Extreme social inequality, an ongoing pandemic which has killed more than 1 million Americans, and a ruling elite that glories in military and police violence have all played their part in stoking the escalating crisis of mass shootings. For young people in particular these deteriorating social and economic conditions have produced an unprecedented mental health crisis. 

Last December, the Surgeon General of the United States issued a report warning that “the challenges today’s generation of young people face are unprecedented and uniquely hard to navigate. And the effect these challenges have had on their mental health is devastating.”

The report noted that “the pandemic era’s unfathomable number of deaths, pervasive sense of fear, economic instability, and forced physical distancing from loved ones, friends, and communities have exacerbated the unprecedented stresses young people already faced.” The report found that symptoms of depression and anxiety have doubled during the pandemic, with 25 percent of youth experiencing depressive symptoms and 20 percent experiencing anxiety symptoms.

Economic insecurity is also a major problem for American college students. A survey from the end of 2020 found that 29 percent of college students missed a meal at least once a week since the onset of the pandemic, with 35 percent reporting that hunger had impacted their ability to study at some point. 
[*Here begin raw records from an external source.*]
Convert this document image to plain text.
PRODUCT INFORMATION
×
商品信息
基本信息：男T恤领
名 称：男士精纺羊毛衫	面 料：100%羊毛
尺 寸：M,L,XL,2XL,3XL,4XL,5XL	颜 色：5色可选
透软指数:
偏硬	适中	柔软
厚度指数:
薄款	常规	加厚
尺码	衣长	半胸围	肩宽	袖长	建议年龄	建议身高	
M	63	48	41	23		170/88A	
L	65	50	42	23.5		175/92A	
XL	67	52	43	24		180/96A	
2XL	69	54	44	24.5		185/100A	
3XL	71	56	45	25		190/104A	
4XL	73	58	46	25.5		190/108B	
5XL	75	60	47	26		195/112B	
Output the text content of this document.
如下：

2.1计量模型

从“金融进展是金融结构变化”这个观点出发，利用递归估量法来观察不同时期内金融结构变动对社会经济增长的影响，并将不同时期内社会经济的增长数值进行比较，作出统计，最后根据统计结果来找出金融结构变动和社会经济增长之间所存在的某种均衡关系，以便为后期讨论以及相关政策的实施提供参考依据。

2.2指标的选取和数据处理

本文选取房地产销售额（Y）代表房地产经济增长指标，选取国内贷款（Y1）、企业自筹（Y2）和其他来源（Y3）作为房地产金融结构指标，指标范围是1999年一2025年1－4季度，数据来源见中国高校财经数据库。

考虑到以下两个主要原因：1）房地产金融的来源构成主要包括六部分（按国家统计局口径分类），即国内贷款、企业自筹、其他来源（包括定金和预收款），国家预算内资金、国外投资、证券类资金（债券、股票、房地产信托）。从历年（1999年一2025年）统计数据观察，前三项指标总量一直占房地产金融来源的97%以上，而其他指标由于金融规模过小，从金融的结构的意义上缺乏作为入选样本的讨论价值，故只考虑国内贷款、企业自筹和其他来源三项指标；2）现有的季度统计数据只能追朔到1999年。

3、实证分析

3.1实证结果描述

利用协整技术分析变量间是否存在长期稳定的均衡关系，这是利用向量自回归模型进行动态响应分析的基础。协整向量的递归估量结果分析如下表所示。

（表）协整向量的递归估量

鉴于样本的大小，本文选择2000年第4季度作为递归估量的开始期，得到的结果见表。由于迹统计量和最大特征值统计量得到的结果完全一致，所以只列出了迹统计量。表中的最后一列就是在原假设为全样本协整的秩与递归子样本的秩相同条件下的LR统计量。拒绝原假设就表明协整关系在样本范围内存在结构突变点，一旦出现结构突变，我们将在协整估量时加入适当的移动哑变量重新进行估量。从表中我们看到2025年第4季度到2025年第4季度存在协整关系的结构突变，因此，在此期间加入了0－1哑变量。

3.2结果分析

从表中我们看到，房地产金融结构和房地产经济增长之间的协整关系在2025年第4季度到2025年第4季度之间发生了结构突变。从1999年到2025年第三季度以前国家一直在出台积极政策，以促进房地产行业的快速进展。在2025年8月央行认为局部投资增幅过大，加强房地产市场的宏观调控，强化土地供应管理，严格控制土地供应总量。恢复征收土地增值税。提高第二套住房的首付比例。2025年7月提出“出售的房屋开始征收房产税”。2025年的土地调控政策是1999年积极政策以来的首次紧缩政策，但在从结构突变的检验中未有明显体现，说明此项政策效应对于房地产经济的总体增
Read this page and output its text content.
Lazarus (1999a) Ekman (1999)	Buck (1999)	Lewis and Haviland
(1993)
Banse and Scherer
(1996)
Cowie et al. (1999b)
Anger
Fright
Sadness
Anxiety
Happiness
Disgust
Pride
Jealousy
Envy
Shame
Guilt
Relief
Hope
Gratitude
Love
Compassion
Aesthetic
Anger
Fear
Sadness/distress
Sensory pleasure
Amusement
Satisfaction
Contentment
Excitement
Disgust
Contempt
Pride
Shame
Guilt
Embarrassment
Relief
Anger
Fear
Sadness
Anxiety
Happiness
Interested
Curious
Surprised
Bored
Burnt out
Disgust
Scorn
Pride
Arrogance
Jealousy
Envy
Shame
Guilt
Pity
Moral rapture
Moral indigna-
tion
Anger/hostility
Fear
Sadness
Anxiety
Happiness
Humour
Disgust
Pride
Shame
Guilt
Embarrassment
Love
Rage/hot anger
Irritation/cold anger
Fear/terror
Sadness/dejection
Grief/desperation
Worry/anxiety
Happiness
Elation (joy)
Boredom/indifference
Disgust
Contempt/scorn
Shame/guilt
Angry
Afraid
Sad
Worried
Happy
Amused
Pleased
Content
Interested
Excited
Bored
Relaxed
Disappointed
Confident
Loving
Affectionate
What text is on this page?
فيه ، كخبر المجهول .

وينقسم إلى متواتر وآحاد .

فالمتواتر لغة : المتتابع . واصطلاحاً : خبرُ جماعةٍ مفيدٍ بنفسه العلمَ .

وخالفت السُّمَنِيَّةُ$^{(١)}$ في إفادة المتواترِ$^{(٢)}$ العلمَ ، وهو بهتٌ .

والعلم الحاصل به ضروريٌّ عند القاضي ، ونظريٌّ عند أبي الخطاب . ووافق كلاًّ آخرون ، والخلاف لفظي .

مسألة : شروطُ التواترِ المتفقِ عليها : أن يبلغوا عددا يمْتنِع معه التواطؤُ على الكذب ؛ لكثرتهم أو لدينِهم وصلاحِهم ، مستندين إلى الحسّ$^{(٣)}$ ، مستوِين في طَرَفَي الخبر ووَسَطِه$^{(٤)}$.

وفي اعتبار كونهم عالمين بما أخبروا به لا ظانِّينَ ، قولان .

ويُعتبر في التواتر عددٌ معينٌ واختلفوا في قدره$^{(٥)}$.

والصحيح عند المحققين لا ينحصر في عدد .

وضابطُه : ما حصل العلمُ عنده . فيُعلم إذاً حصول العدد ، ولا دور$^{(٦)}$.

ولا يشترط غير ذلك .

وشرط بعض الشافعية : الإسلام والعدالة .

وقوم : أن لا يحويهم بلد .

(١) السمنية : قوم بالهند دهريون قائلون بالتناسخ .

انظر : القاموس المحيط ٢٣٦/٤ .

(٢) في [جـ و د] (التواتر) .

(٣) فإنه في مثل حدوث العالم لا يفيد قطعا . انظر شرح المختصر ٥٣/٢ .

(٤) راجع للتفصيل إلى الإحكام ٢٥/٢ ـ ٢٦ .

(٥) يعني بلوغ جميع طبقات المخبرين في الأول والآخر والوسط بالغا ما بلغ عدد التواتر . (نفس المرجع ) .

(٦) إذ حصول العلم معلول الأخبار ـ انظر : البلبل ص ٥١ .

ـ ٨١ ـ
In the last thirty years, adjusted for inflation, tuition at public four-year colleges grew from $4,160 to $10,740 and from $19,360 to $38,070 at private schools, far outstripping wages which have remained nearly stagnant over the same time period. As a result, total student debt in the United States is now $1.75 trillion, with the average borrower owing $28,950.

Sunday’s killings and the ongoing daily occurrence of mass violence is the most extreme product of a society riven by class divisions. It is only by ending the capitalist system which produces individuals capable of carrying out such actions that such “senseless” mass killings will end.